Why, then, was the Court’s ruling the least bad decision? Three reasons: political, constitutional, and prudential.
First, political. Although no one these days has a kind word to say about gerrymandering, it is a hallowed American tradition, dating back to the Founders’ era. When a practice has been around that long, we need to consider the possibility that it may serve a purpose beyond just rigging the system.
And so it does. In the American system, where every federal officeholder except the vice president is independently elected, legislative leaders can lead only if they can give followers an incentive to follow. To hold politicians accountable to one another (which the Constitution does not do), political parties and machines emerged. Their M.O. is to reward loyalists with goodies like pork-barrel spending, campaign money, endorsements, and—most important—easy reelection campaigns. By building safe districts, party leaders are able to protect incumbents who take tough votes on, for example, raising a tax or cutting a popular program. If, in contrast, every seat is always competitive, incumbents will survive by pandering to pressure groups. Reducing political competition is thus not always a bad thing; it can provide political heat shields for hard choices.

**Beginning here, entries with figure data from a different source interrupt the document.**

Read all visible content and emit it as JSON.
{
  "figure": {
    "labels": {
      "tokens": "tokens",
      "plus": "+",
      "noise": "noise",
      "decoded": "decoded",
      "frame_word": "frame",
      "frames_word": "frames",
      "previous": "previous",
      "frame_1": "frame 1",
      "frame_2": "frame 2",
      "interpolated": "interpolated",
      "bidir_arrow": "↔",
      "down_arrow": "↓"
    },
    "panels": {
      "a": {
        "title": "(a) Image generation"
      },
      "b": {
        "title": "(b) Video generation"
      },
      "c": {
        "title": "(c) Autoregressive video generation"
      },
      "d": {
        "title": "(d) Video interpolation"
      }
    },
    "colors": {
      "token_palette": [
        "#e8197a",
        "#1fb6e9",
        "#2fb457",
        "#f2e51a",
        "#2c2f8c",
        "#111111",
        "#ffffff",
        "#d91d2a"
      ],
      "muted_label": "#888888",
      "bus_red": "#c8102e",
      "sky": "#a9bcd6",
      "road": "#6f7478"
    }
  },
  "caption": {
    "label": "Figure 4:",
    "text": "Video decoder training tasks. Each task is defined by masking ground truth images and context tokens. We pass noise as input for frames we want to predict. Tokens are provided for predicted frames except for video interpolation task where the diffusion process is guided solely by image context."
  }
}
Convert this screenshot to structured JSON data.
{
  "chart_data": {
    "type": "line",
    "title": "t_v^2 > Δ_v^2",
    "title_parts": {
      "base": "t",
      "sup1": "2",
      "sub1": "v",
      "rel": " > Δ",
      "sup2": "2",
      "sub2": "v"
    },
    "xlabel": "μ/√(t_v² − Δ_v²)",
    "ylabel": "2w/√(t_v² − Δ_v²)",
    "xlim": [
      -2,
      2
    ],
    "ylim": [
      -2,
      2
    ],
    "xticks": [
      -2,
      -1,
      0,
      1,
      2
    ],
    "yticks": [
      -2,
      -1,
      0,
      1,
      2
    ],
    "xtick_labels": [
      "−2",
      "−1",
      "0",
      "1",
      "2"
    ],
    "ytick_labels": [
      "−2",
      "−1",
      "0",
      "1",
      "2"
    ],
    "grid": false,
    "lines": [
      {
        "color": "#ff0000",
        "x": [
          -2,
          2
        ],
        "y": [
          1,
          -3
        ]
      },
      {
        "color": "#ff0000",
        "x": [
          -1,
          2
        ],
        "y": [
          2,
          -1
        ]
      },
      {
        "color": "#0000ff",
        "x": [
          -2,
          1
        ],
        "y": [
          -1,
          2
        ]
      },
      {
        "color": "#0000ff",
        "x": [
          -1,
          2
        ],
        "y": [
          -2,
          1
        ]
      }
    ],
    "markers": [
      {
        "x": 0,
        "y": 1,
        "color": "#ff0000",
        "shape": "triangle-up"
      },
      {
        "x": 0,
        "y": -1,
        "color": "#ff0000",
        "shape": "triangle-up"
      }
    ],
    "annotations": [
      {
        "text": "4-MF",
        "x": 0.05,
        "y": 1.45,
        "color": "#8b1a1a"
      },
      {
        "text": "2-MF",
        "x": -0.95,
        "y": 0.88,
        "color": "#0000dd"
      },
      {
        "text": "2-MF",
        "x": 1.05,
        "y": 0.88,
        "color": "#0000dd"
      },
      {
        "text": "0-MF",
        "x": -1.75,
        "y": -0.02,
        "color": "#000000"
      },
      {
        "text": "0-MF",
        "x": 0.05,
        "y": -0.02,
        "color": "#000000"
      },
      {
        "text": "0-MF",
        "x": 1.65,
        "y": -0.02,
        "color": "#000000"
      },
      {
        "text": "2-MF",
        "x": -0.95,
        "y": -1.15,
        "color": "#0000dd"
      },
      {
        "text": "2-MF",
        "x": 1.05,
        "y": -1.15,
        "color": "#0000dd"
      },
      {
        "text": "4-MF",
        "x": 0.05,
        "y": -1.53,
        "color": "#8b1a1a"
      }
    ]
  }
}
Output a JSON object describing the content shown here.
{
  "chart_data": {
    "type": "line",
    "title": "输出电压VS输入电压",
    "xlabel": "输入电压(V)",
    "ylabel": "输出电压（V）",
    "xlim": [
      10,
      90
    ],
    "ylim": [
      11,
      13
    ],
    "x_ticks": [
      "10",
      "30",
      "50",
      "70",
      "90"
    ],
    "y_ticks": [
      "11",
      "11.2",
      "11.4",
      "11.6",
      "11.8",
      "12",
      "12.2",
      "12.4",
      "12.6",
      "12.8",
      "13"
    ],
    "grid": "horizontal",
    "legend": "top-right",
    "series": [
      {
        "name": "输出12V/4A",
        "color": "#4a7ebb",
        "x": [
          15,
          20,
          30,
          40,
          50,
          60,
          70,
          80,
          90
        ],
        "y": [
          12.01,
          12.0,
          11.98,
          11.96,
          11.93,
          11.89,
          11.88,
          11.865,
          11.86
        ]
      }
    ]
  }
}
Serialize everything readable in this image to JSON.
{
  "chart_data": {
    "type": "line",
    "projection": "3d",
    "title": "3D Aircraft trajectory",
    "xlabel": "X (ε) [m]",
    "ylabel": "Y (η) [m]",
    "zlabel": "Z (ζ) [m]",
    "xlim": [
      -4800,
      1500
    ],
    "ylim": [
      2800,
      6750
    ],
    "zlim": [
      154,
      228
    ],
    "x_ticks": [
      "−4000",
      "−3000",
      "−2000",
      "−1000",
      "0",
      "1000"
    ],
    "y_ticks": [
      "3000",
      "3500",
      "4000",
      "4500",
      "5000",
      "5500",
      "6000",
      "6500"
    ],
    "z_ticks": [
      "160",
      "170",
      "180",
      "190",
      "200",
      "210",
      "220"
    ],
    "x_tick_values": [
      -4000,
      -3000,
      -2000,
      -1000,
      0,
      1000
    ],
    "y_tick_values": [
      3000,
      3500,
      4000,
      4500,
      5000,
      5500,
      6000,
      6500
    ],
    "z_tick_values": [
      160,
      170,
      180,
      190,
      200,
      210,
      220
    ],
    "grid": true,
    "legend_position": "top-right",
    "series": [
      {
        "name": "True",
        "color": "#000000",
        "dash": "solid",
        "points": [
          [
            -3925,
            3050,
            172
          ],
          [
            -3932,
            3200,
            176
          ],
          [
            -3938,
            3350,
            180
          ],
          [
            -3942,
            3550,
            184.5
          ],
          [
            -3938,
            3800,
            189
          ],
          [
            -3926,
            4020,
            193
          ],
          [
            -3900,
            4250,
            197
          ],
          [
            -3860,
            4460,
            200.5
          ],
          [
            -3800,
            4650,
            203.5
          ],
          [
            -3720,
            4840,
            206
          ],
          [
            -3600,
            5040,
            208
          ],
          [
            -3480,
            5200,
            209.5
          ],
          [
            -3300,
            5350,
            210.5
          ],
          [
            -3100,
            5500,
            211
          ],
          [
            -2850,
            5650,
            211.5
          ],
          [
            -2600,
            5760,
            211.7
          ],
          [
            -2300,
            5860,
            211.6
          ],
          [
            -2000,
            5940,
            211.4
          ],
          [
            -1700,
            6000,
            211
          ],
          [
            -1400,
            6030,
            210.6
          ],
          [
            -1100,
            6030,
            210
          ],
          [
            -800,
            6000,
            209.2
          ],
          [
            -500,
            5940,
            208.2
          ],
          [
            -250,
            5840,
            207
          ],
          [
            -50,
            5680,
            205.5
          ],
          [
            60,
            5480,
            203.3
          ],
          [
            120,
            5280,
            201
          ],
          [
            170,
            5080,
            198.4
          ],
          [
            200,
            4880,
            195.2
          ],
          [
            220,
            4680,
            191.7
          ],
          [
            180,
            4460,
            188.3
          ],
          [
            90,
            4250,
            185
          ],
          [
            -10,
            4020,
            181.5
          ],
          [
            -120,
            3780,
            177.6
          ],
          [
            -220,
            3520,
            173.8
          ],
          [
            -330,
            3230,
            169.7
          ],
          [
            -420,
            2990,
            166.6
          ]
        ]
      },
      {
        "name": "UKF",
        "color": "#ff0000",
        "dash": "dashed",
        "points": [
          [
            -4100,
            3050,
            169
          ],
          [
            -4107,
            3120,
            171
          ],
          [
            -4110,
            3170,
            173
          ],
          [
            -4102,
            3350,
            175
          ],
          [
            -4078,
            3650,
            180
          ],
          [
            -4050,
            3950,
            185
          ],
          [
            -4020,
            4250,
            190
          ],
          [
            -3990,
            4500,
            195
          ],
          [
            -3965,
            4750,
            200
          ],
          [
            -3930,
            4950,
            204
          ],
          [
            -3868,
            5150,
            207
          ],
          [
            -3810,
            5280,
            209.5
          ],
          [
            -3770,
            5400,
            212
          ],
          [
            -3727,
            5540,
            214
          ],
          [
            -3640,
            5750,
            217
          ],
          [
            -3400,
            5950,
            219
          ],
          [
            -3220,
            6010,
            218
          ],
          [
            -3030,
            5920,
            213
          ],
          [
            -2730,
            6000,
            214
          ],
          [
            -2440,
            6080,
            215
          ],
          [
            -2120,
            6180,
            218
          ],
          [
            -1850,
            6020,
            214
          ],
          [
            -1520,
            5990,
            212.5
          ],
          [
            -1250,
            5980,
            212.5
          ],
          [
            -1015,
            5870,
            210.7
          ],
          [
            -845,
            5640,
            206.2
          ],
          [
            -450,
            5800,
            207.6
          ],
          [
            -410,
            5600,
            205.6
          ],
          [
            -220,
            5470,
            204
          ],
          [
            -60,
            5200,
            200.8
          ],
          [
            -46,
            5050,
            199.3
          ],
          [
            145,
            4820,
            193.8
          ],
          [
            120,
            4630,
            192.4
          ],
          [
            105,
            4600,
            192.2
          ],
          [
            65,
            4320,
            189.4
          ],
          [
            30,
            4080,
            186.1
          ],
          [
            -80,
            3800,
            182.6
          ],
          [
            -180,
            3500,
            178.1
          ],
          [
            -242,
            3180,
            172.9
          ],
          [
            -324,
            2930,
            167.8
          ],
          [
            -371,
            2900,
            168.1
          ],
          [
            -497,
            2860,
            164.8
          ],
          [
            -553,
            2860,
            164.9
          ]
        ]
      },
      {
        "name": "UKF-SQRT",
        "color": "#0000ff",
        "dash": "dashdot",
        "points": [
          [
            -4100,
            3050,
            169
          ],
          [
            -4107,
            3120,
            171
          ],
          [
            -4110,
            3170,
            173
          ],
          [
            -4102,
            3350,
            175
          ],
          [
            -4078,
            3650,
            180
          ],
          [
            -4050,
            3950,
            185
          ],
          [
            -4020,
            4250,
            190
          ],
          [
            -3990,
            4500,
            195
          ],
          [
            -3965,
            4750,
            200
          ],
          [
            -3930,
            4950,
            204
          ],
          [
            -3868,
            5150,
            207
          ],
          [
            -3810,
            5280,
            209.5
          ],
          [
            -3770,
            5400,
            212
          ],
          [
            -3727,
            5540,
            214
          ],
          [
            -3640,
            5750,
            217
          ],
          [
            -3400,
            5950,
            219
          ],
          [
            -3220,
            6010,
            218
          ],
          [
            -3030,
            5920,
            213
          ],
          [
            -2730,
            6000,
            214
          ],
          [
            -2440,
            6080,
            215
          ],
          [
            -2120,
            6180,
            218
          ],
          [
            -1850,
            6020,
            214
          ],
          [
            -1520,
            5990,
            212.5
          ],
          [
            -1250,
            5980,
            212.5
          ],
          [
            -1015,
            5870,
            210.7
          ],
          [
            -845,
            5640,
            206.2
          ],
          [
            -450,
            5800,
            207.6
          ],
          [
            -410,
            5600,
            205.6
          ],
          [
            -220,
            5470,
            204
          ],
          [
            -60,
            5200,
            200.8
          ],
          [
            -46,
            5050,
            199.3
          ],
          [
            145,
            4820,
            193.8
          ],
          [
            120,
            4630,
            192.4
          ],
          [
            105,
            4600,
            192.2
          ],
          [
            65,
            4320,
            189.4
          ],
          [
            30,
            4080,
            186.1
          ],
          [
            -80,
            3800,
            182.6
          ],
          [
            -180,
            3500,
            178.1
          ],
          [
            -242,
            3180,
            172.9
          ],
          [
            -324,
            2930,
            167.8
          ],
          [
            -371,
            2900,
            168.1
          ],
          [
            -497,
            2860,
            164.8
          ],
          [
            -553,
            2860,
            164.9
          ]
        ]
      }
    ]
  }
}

The point is not that gerrymandering is always good or always bad, but that gerrymandering is a tool that political leaders can use for good, ill, or some combination of the two. Take away that tool, and government may become even more chaotic and disorganized. We have seen more than enough dysfunction created or exacerbated by well-intentioned reforms already.
Because the gerrymander is inherently a political tool, courts are poorly equipped to decide when it can be used, by whom, and to what extent. Courts will look for bright lines that don’t exist. They will consider politics too much, or not enough, or they will get the politics wrong. They will sow confusion by issuing vague and sometimes conflicting guidelines. They have tunnel vision, because they can look only at the facts of the case before them and at the legal precedents that apply. And with their unelected, life-tenured positions, they will not be politically accountable for the results. The one foreseeable result of turning judges into redistricting referees is that the results will be unforeseeable. Whatever those results may be, they will have the force of the Constitution behind them, making them difficult to reverse.